Owliver’s reading list for Women’s History Month6 min readReading Time: 5 minutes
Although women’s contribution in making history must be celebrated every day of the year, there is a whole month dedicated to this ethos!
March is celebrated as Women’s History Month in the United States, United Kingdom, and Australia. It started from a day in 1975 to a week in 1980, eventually resulting in a month in 1987.
Owliver plans on celebrating this precious month with a reading list celebrating women who have shaped history.
Read along, maybe?
1.Savitribai: Journey of Trailblazers
Authors: Leah Verghese, Ranjna, Medha Sundar
Publisher: Azim Premji University
If you enjoy reading the trailblazers column on Owliver’s Post, you will love reading the story of India’s first female teacher, Savitribai Phule. Published by Azim Premji University and illustrated by Patua artists, this book shows her journey and struggles with several anecdotes.
Savitribai used to carry one extra saree in her bag on her way to school every day. Curious to know why? Access the full edition, here.
2.Goodnight Story for Rebel Girls
Authors: Elena Favilli and Francesca Cavello
This wonderful series covers 100 stories of inspirational women who have influenced the making of the world as we know it. 60 artists from all over the world have also contributed to this book.
Did you know that the first computer program was written in 1844 by a woman called Ada Lovelace? Know more about her journey and others like her in this book.
3.Fantastically Great Women Boxed Set:
Author: Kate Pankhurst
Publisher: Bloomsbury Children
Pankhurst has been quite clear with her intention by stating the content of the books in their titles. This set has three books:
Fantastically Great Women Who Changed The World
Fantastically Great Women Who Made History
Fantastically Great Women Who Worked Wonders
Marie Curie won the Nobel Prize in Physics twice in her lifetime. To know more about her contributions, grab this set.
4. Unstoppable: 75 Stories of Trailblazing Indian Women
Author: Gayathri Ponvannan
Meet 75 women from India who broke the rules holding them back to change the world for the better. The book features women who have led armies, flown planes, captured history on lens and done more and beyond!
Rani Abbaka was the only woman in history who directly confronted, fought, and defeated the Portuguese. Follow her journey in this book.
5. Shaking Things Up: 14 Young Women Who Changed the World
Author: Susan Hood
Where would our world be without revolutionaries who are not scared of asking for change, and of working to attain it!? This book collects the stories of 14 extraordinary women to guide a new generation of changemakers. Each revolutionary is paired with an illustrator to bring her story to life on pages. The collection features stories of World War II spies, female firefighters, education reformers, designers et al.

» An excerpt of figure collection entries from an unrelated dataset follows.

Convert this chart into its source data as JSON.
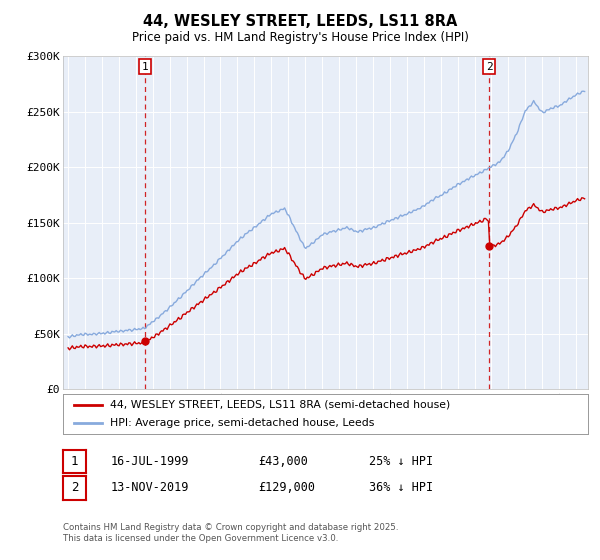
{
  "title": "44, WESLEY STREET, LEEDS, LS11 8RA",
  "subtitle": "Price paid vs. HM Land Registry's House Price Index (HPI)",
  "legend_property": "44, WESLEY STREET, LEEDS, LS11 8RA (semi-detached house)",
  "legend_hpi": "HPI: Average price, semi-detached house, Leeds",
  "transaction1": {
    "label": "1",
    "date": "16-JUL-1999",
    "price": 43000,
    "hpi_rel": "25% ↓ HPI"
  },
  "transaction2": {
    "label": "2",
    "date": "13-NOV-2019",
    "price": 129000,
    "hpi_rel": "36% ↓ HPI"
  },
  "footnote": "Contains HM Land Registry data © Crown copyright and database right 2025.\nThis data is licensed under the Open Government Licence v3.0.",
  "property_color": "#cc0000",
  "hpi_color": "#88aadd",
  "plot_bg": "#e8eef8",
  "ylim": [
    0,
    300000
  ],
  "yticks": [
    0,
    50000,
    100000,
    150000,
    200000,
    250000,
    300000
  ],
  "ytick_labels": [
    "£0",
    "£50K",
    "£100K",
    "£150K",
    "£200K",
    "£250K",
    "£300K"
  ],
  "t1_year": 1999.54,
  "t2_year": 2019.87,
  "t1_price": 43000,
  "t2_price": 129000
}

Who was the first woman to wear a one-piece bathing suit and why did it matter? Find your answers in this book.
6. Every-Day Dress Up
Author: Selina Alko
Publisher: Knopf Books for Young Readers
Alko plays with the idea of dress up by allowing her character to indulge in it but with a slight variation. The little girl in the book gives up on her princess attires in favour of costumes inspired by great women in history!
Psst. Selina Alko is also featured in Shaking Things Up: 14 Young Women Who Changed the World
7. Favourite Stories of Courageous Girls: inspiring heroines from classic children’s books
Author: Multiple authors
Publisher: Hodder Books
Waltz into the world of courageous women from children’s fiction with this collection. Each of the 24 chapters starts with an introduction on the character and an excerpt from the text.
8. Malala: My Story of Standing Up for Girls’ Rights
Author: Malala Yousafzai
Publisher: Wren and Rook
When her village was seized by terrorists who prohibited girls from getting an education, Malala did not concede. This book is an illustrated adaptation of Malala’s bestselling memoir, I am Malala, that traces her quest for an education in an environment full of violence.
On October 9, 2012, Malala was shot in the head by terrorists while returning from school. She survived and continued to fight for her right to learn. Follow Malala’s journey from a small village in Pakistan to the United Nations in this adaptation.
And with that, you have travelled across the world and carried in your heart the story of women who have bravehearts against oppression, saviours against disasters, and trailblazers towards change!
Let’s also take this month to express gratitude to all those who helped create the world we live in. Let’s also take this month as a reminder of the need to do our bit to ensure that the work of these changemakers continues, that their ripples bring forth an ocean of change for all generations to come.